England chose to bat first, but inspired by runs from all through the order, Sri Lanka posted a more than competitive total of 169 for six wickets.
It looked like a tough chase against Sri Lanka's array of spinners, but in the end it was Malinga, the unorthodox seamer, who wreaked havoc.
He took three wickets in his first over to leave England tottering, and despite some impressive resistance from Samit Patel (67 from 48 balls) and late-order heroics from Graeme Swann (34 from 20), England were soundly beaten.
It means that the hosts advance to the semi-finals with three wins from three, while the West Indies join them after a Super Over victory over New Zealand earlier in the day.
England, who have earned a reputation for selectorial continuity in recent times, made a surprising three changes going into the game from the side who beat New Zealand two days ago: Craig Kieswetter was dropped, with Jonny Bairstow given the gloves and Ravi Bopara coming in as a batsman, while Jade Dernbach and Patel replaced Tim Bresnan and Danny Briggs.
It was a bold choice from Stuart Broad to bowl first, who were keen to test a Sri Lanka batting line-up which had been heavily dependent on Mahela Jayawardene, Tillakaratne Dilshan and Kumar Sangakkara.
In a curious move from the hosts, Sangakkara replaced Jayawardene as captain, with some rumblings that the decision had been taken to make sure Jayawardene did not risk a suspension for a slow over rate going into the semi-finals.
Dilshan (16 from 12) fell early, trapped by Steven Finn plumb in front, but Jayawardene played with typical elegance, taking Sri Lanka on to 76 for one by the halfway stage.

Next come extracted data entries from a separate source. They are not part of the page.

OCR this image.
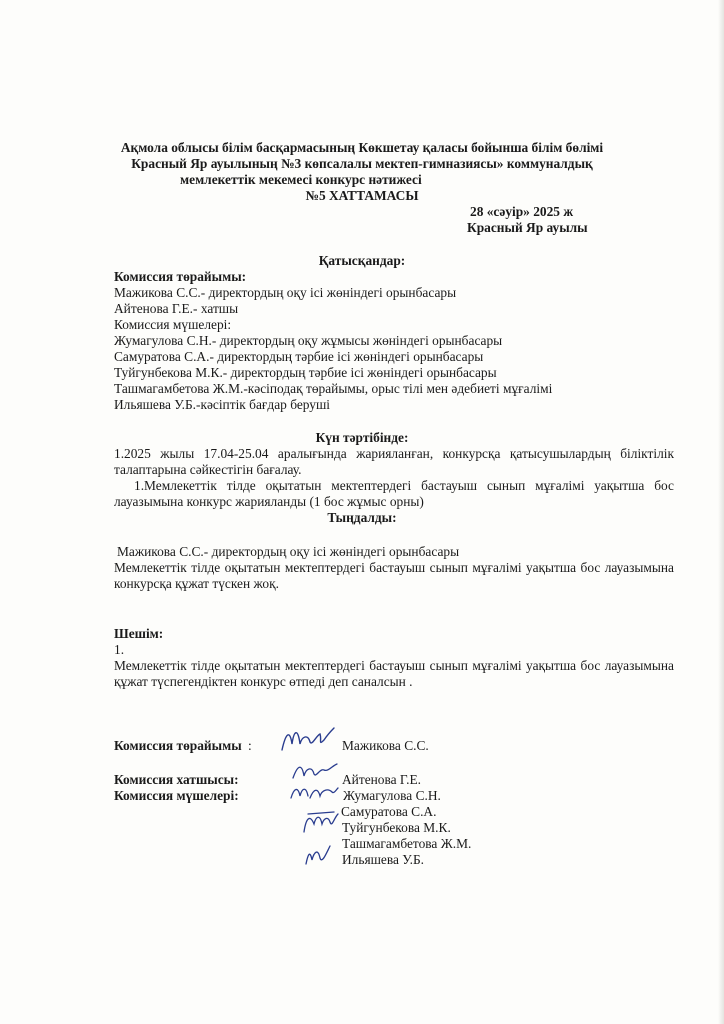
Ақмола облысы білім басқармасының Көкшетау қаласы бойынша білім бөлімі
Красный Яр ауылының №3 көпсалалы мектеп-гимназиясы» коммуналдық
мемлекеттік мекемесі конкурс нәтижесі
№5 ХАТТАМАСЫ
28 «сәуір» 2025 ж
Красный Яр ауылы
Қатысқандар:
Комиссия төрайымы:
Мажикова С.С.- директордың оқу ісі жөніндегі орынбасары
Айтенова Г.Е.- хатшы
Комиссия мүшелері:
Жумагулова С.Н.- директордың оқу жұмысы жөніндегі орынбасары
Самуратова С.А.- директордың тәрбие ісі жөніндегі орынбасары
Туйгунбекова М.К.- директордың тәрбие ісі жөніндегі орынбасары
Ташмагамбетова Ж.М.-кәсіподақ төрайымы, орыс тілі мен әдебиеті мұғалімі
Ильяшева У.Б.-кәсіптік бағдар беруші
Күн тәртібінде:
1.2025 жылы 17.04-25.04 аралығында жарияланған, конкурсқа қатысушылардың біліктілік талаптарына сәйкестігін бағалау.
1.Мемлекеттік тілде оқытатын мектептердегі бастауыш сынып мұғалімі уақытша бос лауазымына конкурс жарияланды (1 бос жұмыс орны)
Тыңдалды:
Мажикова С.С.- директордың оқу ісі жөніндегі орынбасары
Мемлекеттік тілде оқытатын мектептердегі бастауыш сынып мұғалімі уақытша бос лауазымына конкурсқа құжат түскен жоқ.
Шешім:
1.
Мемлекеттік тілде оқытатын мектептердегі бастауыш сынып мұғалімі уақытша бос лауазымына құжат түспегендіктен конкурс өтпеді деп саналсын .
Комиссия төрайымы :	Мажикова С.С.
Комиссия хатшысы:	Айтенова Г.Е.
Комиссия мүшелері:	Жумагулова С.Н.
Самуратова С.А.
Туйгунбекова М.К.
Ташмагамбетова Ж.М.
Ильяшева У.Б.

Swann then made a double-strike, with Jayawardene picking out Eoin Morgan at midwicket and Sangakkara given out caught behind by Bairstow the next ball. But the run rate was not stemmed as Jeevan Mendis (18 from 13) and Angelo Mathews (28 from 19) led a counter-attack.
Once again it took a double-strike, this time from Stuart Broad, to get England back on track - but Thisara Perera hit a couple of sixes to swing the innings Sri Lanka's way.
In reply Luke Wright hit a muscled four through midwicket and a six over cow corner to get England's chase going, but his dismissal to a loose cut shot, caught by Dilshan, started England's struggles.
Bairstow hit a shot rashly into the sky two balls later, caught by Nuwan Kulasekara, while Alex Hales was adjudged leg before wicket to a yorker from the very next ball, leaving England at 18 for three.
Patel, a surprise promotion to number four, led the fightback with Eoin Morgan reduced to the role of foil. They steered England to the halfway point of the innings, with Patel impressing with a series of dashing strokes over the off side, knocking mystery spinner Ajantha Mendis off his stride.
Morgan fell for a sedate innings of 10 from 15 balls, beaten by youngster Akila Dananjaya, who accounted for Stuart Broad. Jos Buttler, in between, departed after hooking Malinga down the throat of the man at fine leg, while Bopara, desperately out of touch, departed after being bowled by Jeevan Mendis for a six-ball innings worth one.
Swann and Patel kept the fight alive with the off-spinner's lusty hitting keeping England just about in touch with the required run rate.
But their exits were inevitable given the enormity of the task - and so was England's, who have rarely looked like a side capable of defending their title in this tournament.